Our SIAM is well-built, and he knows how to show it without sporting a mesh tank. It’s easy to spot the lines of his muscles through the T-shirt promoting the camp where he works with underprivileged youth. It’s clear he doesn’t skip leg day, either: That’s evident when he’s climbing a tree to rescue a kitten.
That kitty is, of course, going to be a gift for his significant other, along with the book of poetry he wrote himself, inspired by the object of his affection. He’ll deliver it with a gleam in his eye that promises more later … a lot more, because he’s got a healthy appetite.
Speaking of which, he brought dinner. Those professional cooking classes he’s been slipping in after work and before his nightly run have been paying off, and his lover can rest assured that the cute gourmand instructor can flirt all she wants—this guy is off the market.
Not a bad deal, right? Also, not a real person. Let’s make this oh-so-dreamy fella the kind of guy you can expect to bump into on the corner.
Writing Believable Male Love Interests: A Little More Human
Put on a few pounds—or take them off.
That body probably isn’t perfect, because that would require spending every minute in the gym—not at the camp where he works, or with the object of his affection. Besides, a chiseled fella might make his love interest feel insecure by comparison. Does his significant other have a weakness for good arms? Give him those, and when she overlooks his chicken legs it’ll be because she knows she isn’t perfect, either.
Take it down a notch.
Cooking classes might be a little pricey for our guy, since he works at a camp for the underprivileged. That doesn’t mean he can’t splurge for her favorite pizza, and if he chooses to rescue a kitten on the way to his destination, that’s basic human decency. But first he should check that it doesn’t belong to someone, rather than popping a bow on its neck and gifting it to his beloved. Maybe this detour will make him late for their rendezvous, and he invites the object of his affection along for a ride to the animal shelter, only to discover she’s more of a dog person. What might be their take on this age-old problem?

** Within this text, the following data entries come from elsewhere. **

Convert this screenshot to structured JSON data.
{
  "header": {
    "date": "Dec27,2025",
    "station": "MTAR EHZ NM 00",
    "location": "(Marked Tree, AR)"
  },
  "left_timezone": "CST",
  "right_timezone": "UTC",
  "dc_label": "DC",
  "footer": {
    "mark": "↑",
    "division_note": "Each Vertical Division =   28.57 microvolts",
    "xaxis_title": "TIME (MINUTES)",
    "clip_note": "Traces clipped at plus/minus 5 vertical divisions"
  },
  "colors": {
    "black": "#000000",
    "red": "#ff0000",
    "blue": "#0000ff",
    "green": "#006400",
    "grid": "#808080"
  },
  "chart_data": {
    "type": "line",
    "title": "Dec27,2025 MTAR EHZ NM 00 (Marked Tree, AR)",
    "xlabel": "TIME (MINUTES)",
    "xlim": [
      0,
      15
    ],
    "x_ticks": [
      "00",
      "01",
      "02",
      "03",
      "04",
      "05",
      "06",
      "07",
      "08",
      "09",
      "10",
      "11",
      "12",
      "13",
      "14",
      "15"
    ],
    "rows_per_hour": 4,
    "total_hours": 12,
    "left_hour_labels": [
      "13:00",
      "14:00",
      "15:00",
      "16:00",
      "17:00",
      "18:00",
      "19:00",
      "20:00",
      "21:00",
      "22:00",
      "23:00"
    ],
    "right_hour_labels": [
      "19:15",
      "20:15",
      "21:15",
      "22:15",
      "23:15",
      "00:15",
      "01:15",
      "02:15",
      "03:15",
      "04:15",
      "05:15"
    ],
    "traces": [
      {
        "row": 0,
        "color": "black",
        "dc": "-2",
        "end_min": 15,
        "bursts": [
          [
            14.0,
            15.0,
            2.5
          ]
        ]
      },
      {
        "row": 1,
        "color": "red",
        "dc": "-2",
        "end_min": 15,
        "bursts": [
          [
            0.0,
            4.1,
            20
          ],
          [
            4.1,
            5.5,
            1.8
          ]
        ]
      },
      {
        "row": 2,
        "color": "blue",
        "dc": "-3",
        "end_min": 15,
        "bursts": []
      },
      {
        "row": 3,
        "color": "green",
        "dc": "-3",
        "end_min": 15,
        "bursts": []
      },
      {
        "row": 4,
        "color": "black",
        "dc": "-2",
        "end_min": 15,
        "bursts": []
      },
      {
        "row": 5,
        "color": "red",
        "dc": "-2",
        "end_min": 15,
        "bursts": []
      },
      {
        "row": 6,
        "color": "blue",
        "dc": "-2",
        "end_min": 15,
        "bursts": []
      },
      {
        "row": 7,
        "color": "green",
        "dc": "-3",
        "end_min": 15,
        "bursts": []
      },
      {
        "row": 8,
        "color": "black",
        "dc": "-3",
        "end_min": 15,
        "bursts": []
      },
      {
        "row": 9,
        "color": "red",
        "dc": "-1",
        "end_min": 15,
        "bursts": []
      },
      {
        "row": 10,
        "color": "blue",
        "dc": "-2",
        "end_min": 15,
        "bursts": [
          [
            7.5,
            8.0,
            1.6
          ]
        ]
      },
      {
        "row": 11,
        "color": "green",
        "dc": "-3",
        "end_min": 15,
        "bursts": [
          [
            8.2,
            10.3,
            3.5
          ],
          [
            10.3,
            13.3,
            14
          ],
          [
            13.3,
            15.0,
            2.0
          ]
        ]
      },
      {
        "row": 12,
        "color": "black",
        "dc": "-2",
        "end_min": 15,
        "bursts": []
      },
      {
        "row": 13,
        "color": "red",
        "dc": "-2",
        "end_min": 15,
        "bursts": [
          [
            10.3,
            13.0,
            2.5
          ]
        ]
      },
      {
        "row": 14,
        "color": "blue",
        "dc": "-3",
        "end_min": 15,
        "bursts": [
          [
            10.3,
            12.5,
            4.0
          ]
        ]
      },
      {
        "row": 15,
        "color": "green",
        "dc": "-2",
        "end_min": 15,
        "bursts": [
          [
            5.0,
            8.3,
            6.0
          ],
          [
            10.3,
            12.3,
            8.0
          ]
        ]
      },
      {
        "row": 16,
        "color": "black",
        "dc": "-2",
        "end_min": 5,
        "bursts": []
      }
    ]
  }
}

Set some bedroom boundaries.
Consider that a bellyful of pizza could put some limits on the bedroom calisthenics. That doesn’t mean fun can’t be had, but perhaps not into the wee hours. He might be training for a marathon, but it’s the kind you wear clothes for. While pounding the pavement for those 26 miles on the weekend, his eyes might drift to the runner who is pacing him. How will his pillow-mate feel to see those eyes sliding over someone else, when the only thing they did in bed last night was flicker in deep REM sleep?
Employ poetic justice.
The poetry? Write on, brother. We’ll forgive you if it rhymes. Or, maybe his counterpart has a Master of Fine Arts degree and returns his missive of love with a few red pen marks.
One sensitive alpha male who is far from perfect is Robert Galbraith’s (aka J.K. Rowling’s) private detective, Cormoran Strike. Strike admits to being a little overweight. He’s a hulking presence, and more than once the hair on his head is compared to hair that grows … elsewhere.
An amputee with chronic pain issues, a bit of a temper and a fondness for pubs, Strike can’t even show his new secretary, Robin, the courtesy of remembering her name upon their first meeting. But sensitivity lurks beneath, and he—believably—beds a supermodel in the series’ first book. Women flock to Strike despite his shortcomings, something that the engaged Robin finds herself oddly irked by.
Now, these examples may seem specific, but they’re meant to prove a point. The perfect love interest might seem like a good idea while crafting your novel, but if you want your readers to relate, you’re going to have to put some cracks in that veneer. Don’t forget, your readers probably have someone that they care for in real life—someone who, being an actual human, has some rough edges. Giving your love interest a few as well might just appeal to your characters, and your readers, even more than the irresistibly unattainable figure from your wildest dreams.